"Num dia temos casa, noutro dia não temos", resume, numa profunda tristeza, enquanto o polegar vai trocando fotos no ecrã de ruas desertas, e há mais perguntas do que respostas: "Como está a situação em Karkhiv?"
A ucraniana de 32 anos abandonou com a filha Lia, 16, uma das cidades mais fustigadas do seu país desde o início da invasão russa, porque, ao contrário de muitos familiares e amigos, conseguiram chegar à estação na segunda-feira e, 32 horas depois, lograram desembarcar em Przemysl, uma cidade fronteiriça no leste da Polónia, cinzenta, fria, mas em paz.
O seu comboio acabara de chegar com cerca de quatro mil passageiros, quase todos na mesma situação, no dia em que Alto Comissariado da ONU para os Refugiados atualizou para 836 mil o número de pessoas saídas do país em fuga da guerra para países vizinhos, cerca de metade para a Polónia.
Os refugiados enchem toda a gare 5 da estação de Przemysl ao fim da manhã de hoje e, à exceção de poucos idosos e alguns asiáticos, são quase todos mulheres, crianças e adolescentes, separados das suas famílias e dos homens que ficaram para trás a combater os russos.
"São tão corajosos!", comenta Hanna, continuando a exibir as suas fotos e descrevendo uma situação insustentável em Karkhiv, onde "não há nada para comer e muitas pessoas permanecem escondidas no subsolo, com muito medo".
Mais dois comboios estavam previstos para o mesmo dia, descarregando centenas de desamparados em silêncio, organizados em grupos de cerca de meia centena, por sua vez enquadrados por muitos agentes da polícia, militares e profissionais de saúde, e acolhidos por voluntários, que fornecem bebidas quentes e comida antes de serem encaminhados para o controlo de fronteira, e processados em pouco menos de dez minutos cada, até às 50 seguintes, depois mais outras 50... num desfile interminável.

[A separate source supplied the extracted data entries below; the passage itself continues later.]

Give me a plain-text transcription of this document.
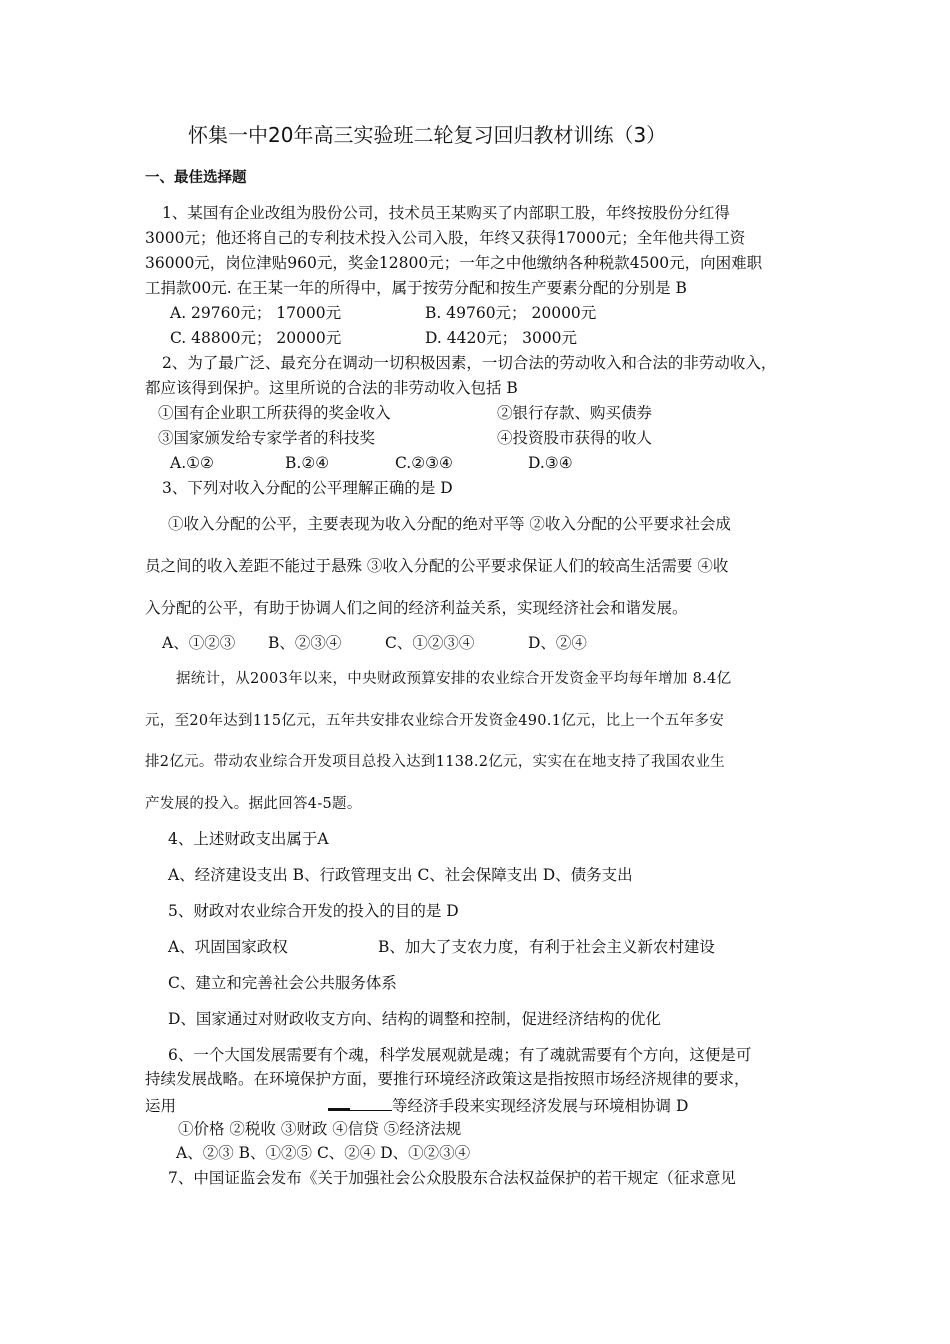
怀集一中20年高三实验班二轮复习回归教材训练（3）
一、最佳选择题
1、某国有企业改组为股份公司，技术员王某购买了内部职工股，年终按股份分红得
3000元；他还将自己的专利技术投入公司入股，年终又获得17000元；全年他共得工资
36000元，岗位津贴960元，奖金12800元；一年之中他缴纳各种税款4500元，向困难职
工捐款00元. 在王某一年的所得中，属于按劳分配和按生产要素分配的分别是 B
A. 29760元； 17000元	B. 49760元； 20000元
C. 48800元； 20000元	D. 4420元； 3000元
2、为了最广泛、最充分在调动一切积极因素，一切合法的劳动收入和合法的非劳动收入，
都应该得到保护。这里所说的合法的非劳动收入包括 B
①国有企业职工所获得的奖金收入	②银行存款、购买债券
③国家颁发给专家学者的科技奖	④投资股市获得的收人
A.①②	B.②④	C.②③④	D.③④
3、下列对收入分配的公平理解正确的是 D
①收入分配的公平，主要表现为收入分配的绝对平等 ②收入分配的公平要求社会成
员之间的收入差距不能过于悬殊 ③收入分配的公平要求保证人们的较高生活需要 ④收
入分配的公平，有助于协调人们之间的经济利益关系，实现经济社会和谐发展。
A、①②③ B、②③④	C、①②③④	D、②④
据统计，从2003年以来，中央财政预算安排的农业综合开发资金平均每年增加 8.4亿
元，至20年达到115亿元，五年共安排农业综合开发资金490.1亿元，比上一个五年多安
排2亿元。带动农业综合开发项目总投入达到1138.2亿元，实实在在地支持了我国农业生
产发展的投入。据此回答4-5题。
4、上述财政支出属于A
A、经济建设支出 B、行政管理支出 C、社会保障支出 D、债务支出
5、财政对农业综合开发的投入的目的是 D
A、巩固国家政权	B、加大了支农力度，有利于社会主义新农村建设
C、建立和完善社会公共服务体系
D、国家通过对财政收支方向、结构的调整和控制，促进经济结构的优化
6、一个大国发展需要有个魂，科学发展观就是魂；有了魂就需要有个方向，这便是可
持续发展战略。在环境保护方面，要推行环境经济政策这是指按照市场经济规律的要求，
运用	等经济手段来实现经济发展与环境相协调 D
①价格 ②税收 ③财政 ④信贷 ⑤经济法规
A、②③ B、①②⑤ C、②④ D、①②③④
7、中国证监会发布《关于加强社会公众股股东合法权益保护的若干规定（征求意见
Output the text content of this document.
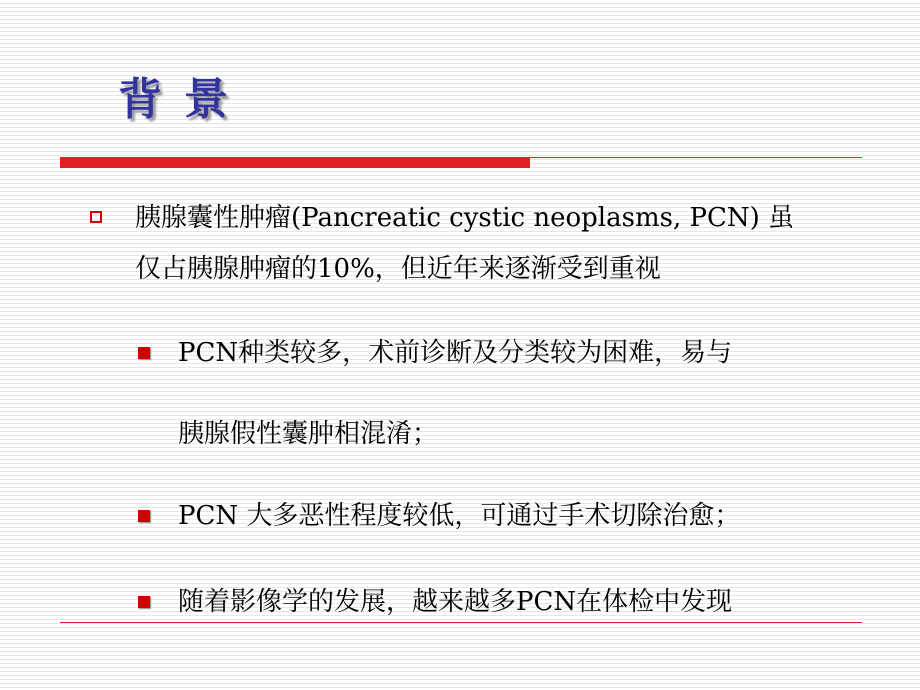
背景
胰腺囊性肿瘤(Pancreatic cystic neoplasms, PCN) 虽
仅占胰腺肿瘤的10%，但近年来逐渐受到重视
PCN种类较多，术前诊断及分类较为困难，易与
胰腺假性囊肿相混淆；
PCN 大多恶性程度较低，可通过手术切除治愈；
随着影像学的发展，越来越多PCN在体检中发现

Neste êxodo, as pessoas vêm um pouco de toda a parte na Ucrânia e quase todas estão carregadas com muito pouco, apenas o que tiveram tempo de reunir na saída apressada de suas casas, em pequenas malas, mochilas e até sacos de compras. "Algumas roupas, agasalhos quentes, documentos, água...", enumera Hanna, trocando a exibição de fotos pelo interior da sua pequena e única mochila. "E é tudo".

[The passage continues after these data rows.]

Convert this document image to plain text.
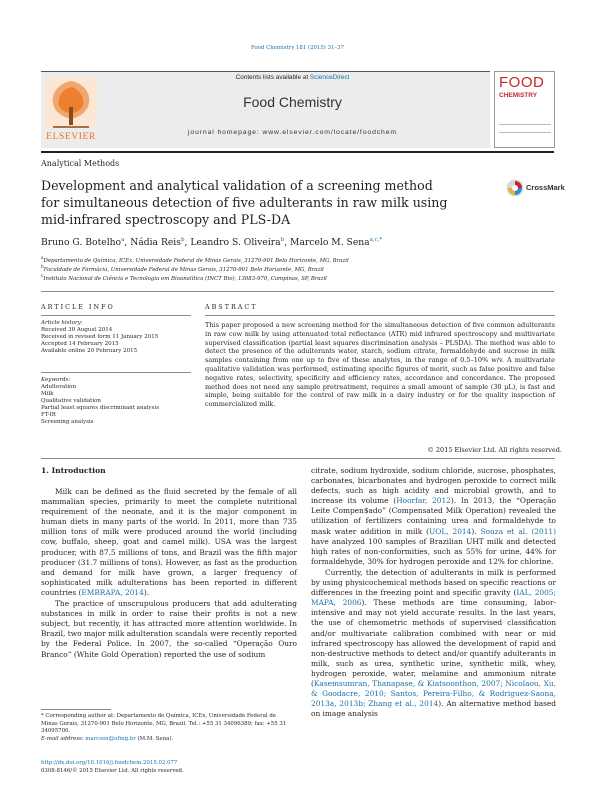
Food Chemistry 181 (2015) 31–37
ELSEVIER
Contents lists available at ScienceDirect
Food Chemistry
journal homepage: www.elsevier.com/locate/foodchem
FOOD
CHEMISTRY
Analytical Methods
Development and analytical validation of a screening method
for simultaneous detection of five adulterants in raw milk using
mid-infrared spectroscopy and PLS-DA
CrossMark
Bruno G. Botelho$^a$, Nádia Reis$^b$, Leandro S. Oliveira$^b$, Marcelo M. Sena$^{a,c,*}$
$^a$Departamento de Química, ICEx, Universidade Federal de Minas Gerais, 31270-901 Belo Horizonte, MG, Brazil
$^b$Faculdade de Farmácia, Universidade Federal de Minas Gerais, 31270-901 Belo Horizonte, MG, Brazil
$^c$Instituto Nacional de Ciência e Tecnologia em Bioanalítica (INCT Bio), 13083-970, Campinas, SP, Brazil
ARTICLE INFO
Article history:
Received 30 August 2014
Received in revised form 11 January 2015
Accepted 14 February 2015
Available online 20 February 2015
Keywords:
Adulteration
Milk
Qualitative validation
Partial least squares discriminant analysis
FT-IR
Screening analysis
ABSTRACT
This paper proposed a new screening method for the simultaneous detection of five common adulterants in raw cow milk by using attenuated total reflectance (ATR) mid infrared spectroscopy and multivariate supervised classification (partial least squares discrimination analysis – PLSDA). The method was able to detect the presence of the adulterants water, starch, sodium citrate, formaldehyde and sucrose in milk samples containing from one up to five of these analytes, in the range of 0.5–10% w/v. A multivariate qualitative validation was performed, estimating specific figures of merit, such as false positive and false negative rates, selectivity, specificity and efficiency rates, accordance and concordance. The proposed method does not need any sample pretreatment, requires a small amount of sample (30 μL), is fast and simple, being suitable for the control of raw milk in a dairy industry or for the quality inspection of commercialized milk.
© 2015 Elsevier Ltd. All rights reserved.
1. Introduction

Milk can be defined as the fluid secreted by the female of all mammalian species, primarily to meet the complete nutritional requirement of the neonate, and it is the major component in human diets in many parts of the world. In 2011, more than 735 million tons of milk were produced around the world (including cow, buffalo, sheep, goat and camel milk). USA was the largest producer, with 87.5 millions of tons, and Brazil was the fifth major producer (31.7 millions of tons). However, as fast as the production and demand for milk have grown, a larger frequency of sophisticated milk adulterations has been reported in different countries (EMBRAPA, 2014).

The practice of unscrupulous producers that add adulterating substances in milk in order to raise their profits is not a new subject, but recently, it has attracted more attention worldwide. In Brazil, two major milk adulteration scandals were recently reported by the Federal Police. In 2007, the so-called “Operação Ouro Branco” (White Gold Operation) reported the use of sodium

citrate, sodium hydroxide, sodium chloride, sucrose, phosphates, carbonates, bicarbonates and hydrogen peroxide to correct milk defects, such as high acidity and microbial growth, and to increase its volume (Hoorfar, 2012). In 2013, the “Operação Leite Compen$ado” (Compensated Milk Operation) revealed the utilization of fertilizers containing urea and formaldehyde to mask water addition in milk (UOL, 2014). Souza et al. (2011) have analyzed 100 samples of Brazilian UHT milk and detected high rates of non-conformities, such as 55% for urine, 44% for formaldehyde, 30% for hydrogen peroxide and 12% for chlorine.

Currently, the detection of adulterants in milk is performed by using physicochemical methods based on specific reactions or differences in the freezing point and specific gravity (IAL, 2005; MAPA, 2006). These methods are time consuming, labor-intensive and may not yield accurate results. In the last years, the use of chemometric methods of supervised classification and/or multivariate calibration combined with near or mid infrared spectroscopy has allowed the development of rapid and non-destructive methods to detect and/or quantify adulterants in milk, such as urea, synthetic urine, synthetic milk, whey, hydrogen peroxide, water, melamine and ammonium nitrate (Kasemsumran, Thanapase, & Kiatsoonthon, 2007; Nicolaou, Xu, & Goodacre, 2010; Santos, Pereira-Filho, & Rodriguez-Saona, 2013a, 2013b; Zhang et al., 2014). An alternative method based on image analysis

* Corresponding author at: Departamento de Química, ICEx, Universidade Federal de Minas Gerais, 31270-901 Belo Horizonte, MG, Brazil. Tel.: +55 31 34096389; fax: +55 31 34095700.
E-mail address: marcsen@ufmg.br (M.M. Sena).
http://dx.doi.org/10.1016/j.foodchem.2015.02.077
0308-8146/© 2015 Elsevier Ltd. All rights reserved.
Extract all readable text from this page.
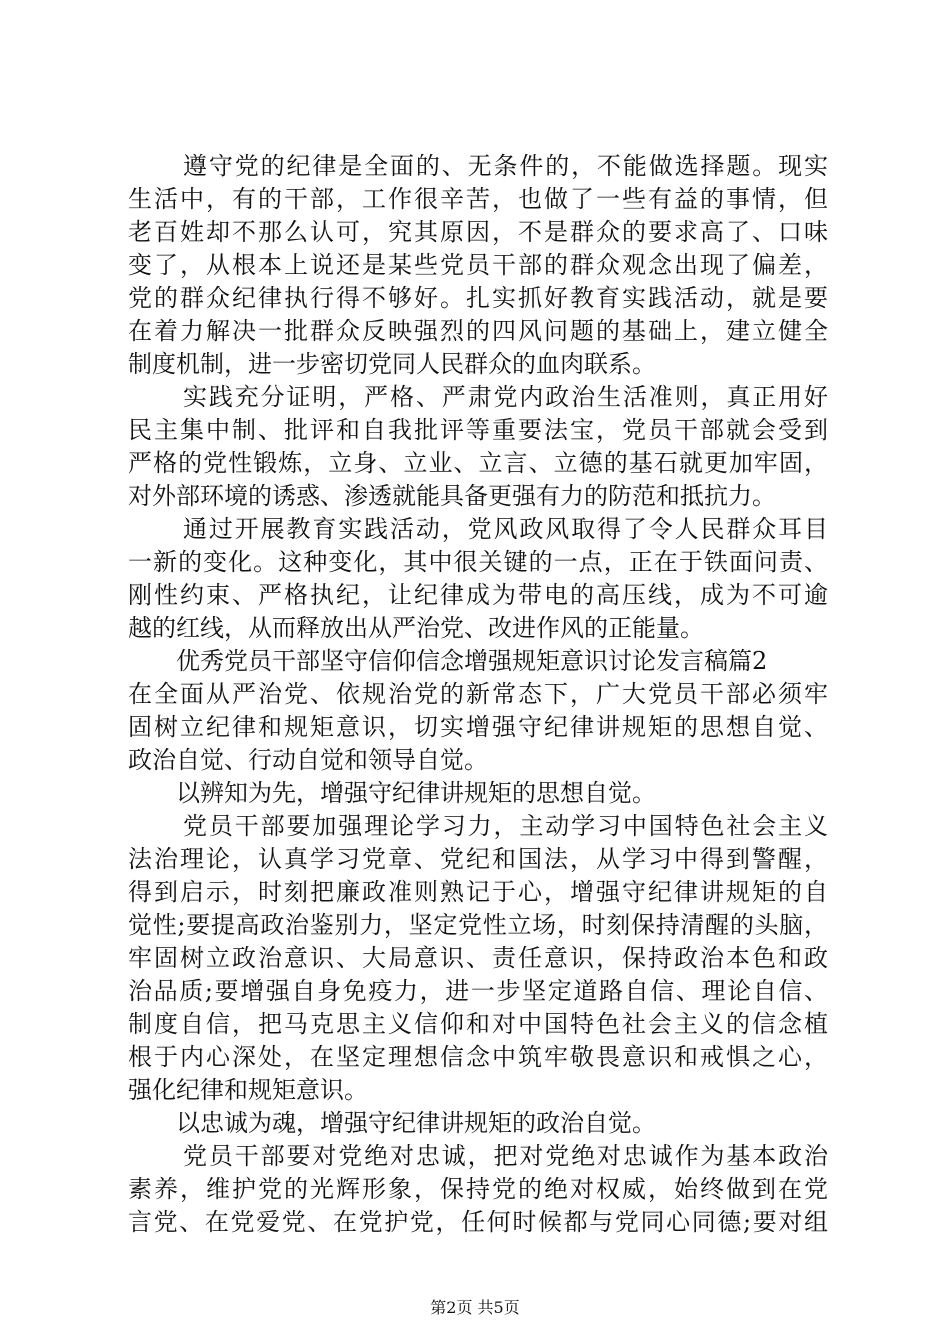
遵守党的纪律是全面的、无条件的，不能做选择题。现实
生活中，有的干部，工作很辛苦，也做了一些有益的事情，但
老百姓却不那么认可，究其原因，不是群众的要求高了、口味
变了，从根本上说还是某些党员干部的群众观念出现了偏差，
党的群众纪律执行得不够好。扎实抓好教育实践活动，就是要
在着力解决一批群众反映强烈的四风问题的基础上，建立健全
制度机制，进一步密切党同人民群众的血肉联系。
实践充分证明，严格、严肃党内政治生活准则，真正用好
民主集中制、批评和自我批评等重要法宝，党员干部就会受到
严格的党性锻炼，立身、立业、立言、立德的基石就更加牢固，
对外部环境的诱惑、渗透就能具备更强有力的防范和抵抗力。
通过开展教育实践活动，党风政风取得了令人民群众耳目
一新的变化。这种变化，其中很关键的一点，正在于铁面问责、
刚性约束、严格执纪，让纪律成为带电的高压线，成为不可逾
越的红线，从而释放出从严治党、改进作风的正能量。
优秀党员干部坚守信仰信念增强规矩意识讨论发言稿篇2
在全面从严治党、依规治党的新常态下，广大党员干部必须牢
固树立纪律和规矩意识，切实增强守纪律讲规矩的思想自觉、
政治自觉、行动自觉和领导自觉。
以辨知为先，增强守纪律讲规矩的思想自觉。
党员干部要加强理论学习力，主动学习中国特色社会主义
法治理论，认真学习党章、党纪和国法，从学习中得到警醒，
得到启示，时刻把廉政准则熟记于心，增强守纪律讲规矩的自
觉性;要提高政治鉴别力，坚定党性立场，时刻保持清醒的头脑，
牢固树立政治意识、大局意识、责任意识，保持政治本色和政
治品质;要增强自身免疫力，进一步坚定道路自信、理论自信、
制度自信，把马克思主义信仰和对中国特色社会主义的信念植
根于内心深处，在坚定理想信念中筑牢敬畏意识和戒惧之心，
强化纪律和规矩意识。
以忠诚为魂，增强守纪律讲规矩的政治自觉。
党员干部要对党绝对忠诚，把对党绝对忠诚作为基本政治
素养，维护党的光辉形象，保持党的绝对权威，始终做到在党
言党、在党爱党、在党护党，任何时候都与党同心同德;要对组
第2页 共5页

Mãe e filha têm planos de chegar ainda hoje a Cracóvia, na Polónia, onde têm apoio familiar, com a amiga Yulia, 29 anos, com quem partilharam toda a viagem desde Karkhiv, e o seu cão Pravda, numa legião de outra espécie de refugiados de dezenas de animais de estimação ao colo ou em caixas próprias e que também têm rações e até apoio veterinário à sua espera.
E, logo que todos abandonam o posto fronteiriço, há mais apoio de voluntários da sociedade civil e mais comida, roupas, sapatos, brinquedos e fraldas - antes de serem encaminhados para os seus destinos de acolhimento -, tal como, segundo Hanna, aconteceu ao longo das 32 horas sobre carris, em cada paragem na Ucrânia, até Przemysl, onde finalmente há algum alívio, mas também "trauma das explosões e incerteza do regresso a casa", numa viagem que chegou ao seu destino, mas sem fim à vista.
A Rússia lançou na madrugada de 24 de fevereiro uma ofensiva militar com três frentes na Ucrânia, com forças terrestres e bombardeamentos em várias cidades. As autoridades de Kiev contabilizaram, até ao momento, mais de 2.000 civis mortos, incluindo crianças, e, segundo a ONU, os ataques já provocaram mais de 100 mil deslocados e pelo menos 836 mil refugiados na Polónia, Hungria, Moldova e Roménia.
O Presidente russo, Vladimir Putin, justificou a "operação militar especial" na Ucrânia com a necessidade de desmilitarizar o país vizinho, afirmando ser a única maneira de a Rússia se defender e garantindo que a ofensiva durará o tempo necessário.
O ataque foi condenado pela generalidade da comunidade internacional, e a União Europeia e os Estados Unidos, entre outros, responderam com o envio de armas e munições para a Ucrânia e o reforço de sanções económicas para isolar ainda mais Moscovo.